Konsekuensi dari hasil tersebut antara lain setiap pemanfaatan jenis ikan Appendiks II harus memiliki izin berupa Surat Izin Pemanfaatan Jenis Ikan (SIPJI), jumlah pemanfaatan jenis ikan akan diatur dengan mekanisme kuota dan setiap lalu-lintas jenis ikan harus dilengkapi dengan dokumen angkut berupa SAJI.
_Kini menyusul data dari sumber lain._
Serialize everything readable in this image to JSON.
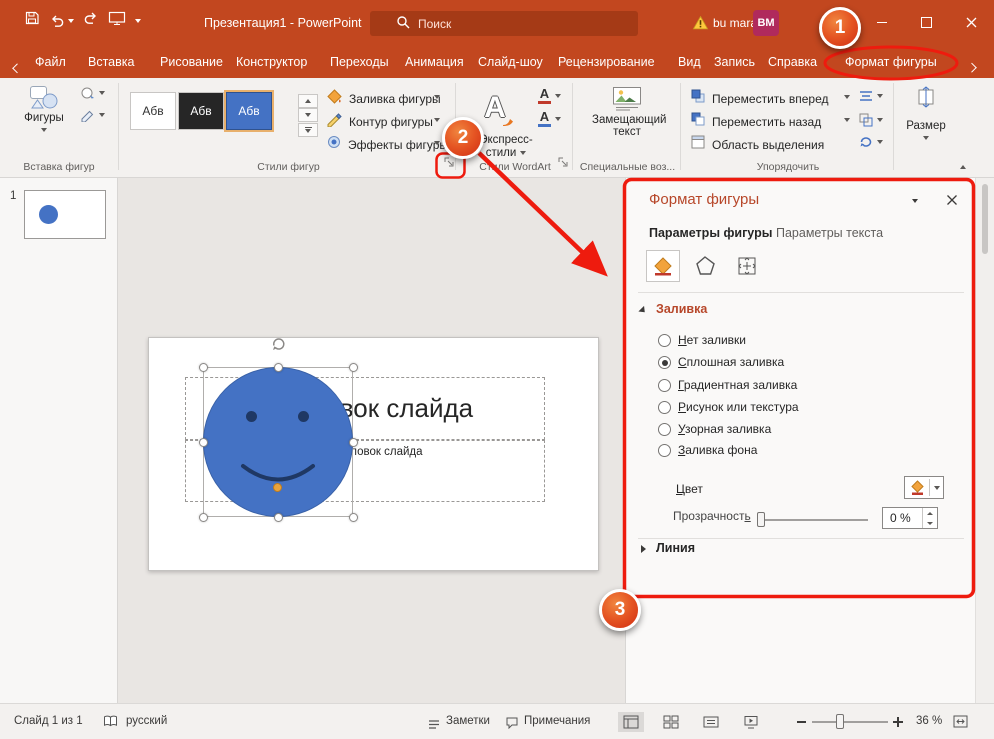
{
  "app": {
    "title": "Презентация1 - PowerPoint"
  },
  "titlebar": {
    "search_placeholder": "Поиск",
    "user_name": "bu mara",
    "avatar_initials": "BM"
  },
  "tabs": [
    "Файл",
    "Вставка",
    "Рисование",
    "Конструктор",
    "Переходы",
    "Анимация",
    "Слайд-шоу",
    "Рецензирование",
    "Вид",
    "Запись",
    "Справка",
    "Формат фигуры"
  ],
  "ribbon": {
    "shapes_label": "Фигуры",
    "swatch_text": "Абв",
    "fill_label": "Заливка фигуры",
    "outline_label": "Контур фигуры",
    "effects_label": "Эффекты фигуры",
    "wordart_letter": "А",
    "text_fill_letter": "А",
    "text_outline_letter": "А",
    "quick_styles_line1": "Экспресс-",
    "quick_styles_line2": "стили",
    "alt_text_line1": "Замещающий",
    "alt_text_line2": "текст",
    "bring_forward_label": "Переместить вперед",
    "send_backward_label": "Переместить назад",
    "selection_pane_label": "Область выделения",
    "size_label": "Размер",
    "group_insert_shapes": "Вставка фигур",
    "group_shape_styles": "Стили фигур",
    "group_wordart": "Стили WordArt",
    "group_accessibility": "Специальные воз...",
    "group_arrange": "Упорядочить"
  },
  "thumbnails": {
    "slide_number": "1"
  },
  "slide": {
    "title_placeholder": "Заголовок слайда",
    "subtitle_placeholder": "Подзаголовок слайда"
  },
  "pane": {
    "title": "Формат фигуры",
    "tab_shape": "Параметры фигуры",
    "tab_text": "Параметры текста",
    "section_fill": "Заливка",
    "section_line": "Линия",
    "options": [
      {
        "key": "Н",
        "rest": "ет заливки"
      },
      {
        "key": "С",
        "rest": "плошная заливка"
      },
      {
        "key": "Г",
        "rest": "радиентная заливка"
      },
      {
        "key": "Р",
        "rest": "исунок или текстура"
      },
      {
        "key": "У",
        "rest": "зорная заливка"
      },
      {
        "key": "З",
        "rest": "аливка фона"
      }
    ],
    "color_key": "Ц",
    "color_rest": "вет",
    "transparency_head": "Прозрачност",
    "transparency_key": "ь",
    "transparency_value": "0 %"
  },
  "statusbar": {
    "slide_indicator": "Слайд 1 из 1",
    "language": "русский",
    "notes_label": "Заметки",
    "comments_label": "Примечания",
    "zoom_value": "36 %"
  },
  "annotations": {
    "step1": "1",
    "step2": "2",
    "step3": "3"
  },
  "colors": {
    "titlebar_bg": "#c2471f",
    "annotation_red": "#ee1b0e",
    "shape_fill": "#4472c4",
    "shape_features": "#1f3864",
    "adjust_handle": "#e8a33d",
    "pane_accent": "#b7472a"
  }
}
“Pengaturan dimaksudkan untuk mengontrol perdagangan spesies dan memastikan kelestariannya di alam. Pasca COP19, KKP akan berkoordinasi dengan BRIN selaku Scientific Authority CITES di Indonesia untuk melaksanakan sosialisasi dan penyusunan dokumen NDF serta berkoordinasi dengan Ditjen PSDKP, BKIPM, Kemendag dan Kemenlu untuk pelaksanaan ketentuan CITES,” ujar Firda.
COP CITES merupakan pertemuan rutin setiap dua tahun antar negara anggota untuk membahas hal-hal mengenai implementasi konvensi, perkembangan dan perubahan status jenis flora dan fauna terancam punah yang diatur perdagangan internasionalnya melalui konvensi tersebut.
Selain KKP sebagai Management Authority CITES untuk jenis ikan bersirip (Pisces) di Indonesia, COP19 CITES juga dihadiri oleh KLHK), Kementerian Luar Negeri dan Badan Riset dan Inovasi Nasional (BRIN).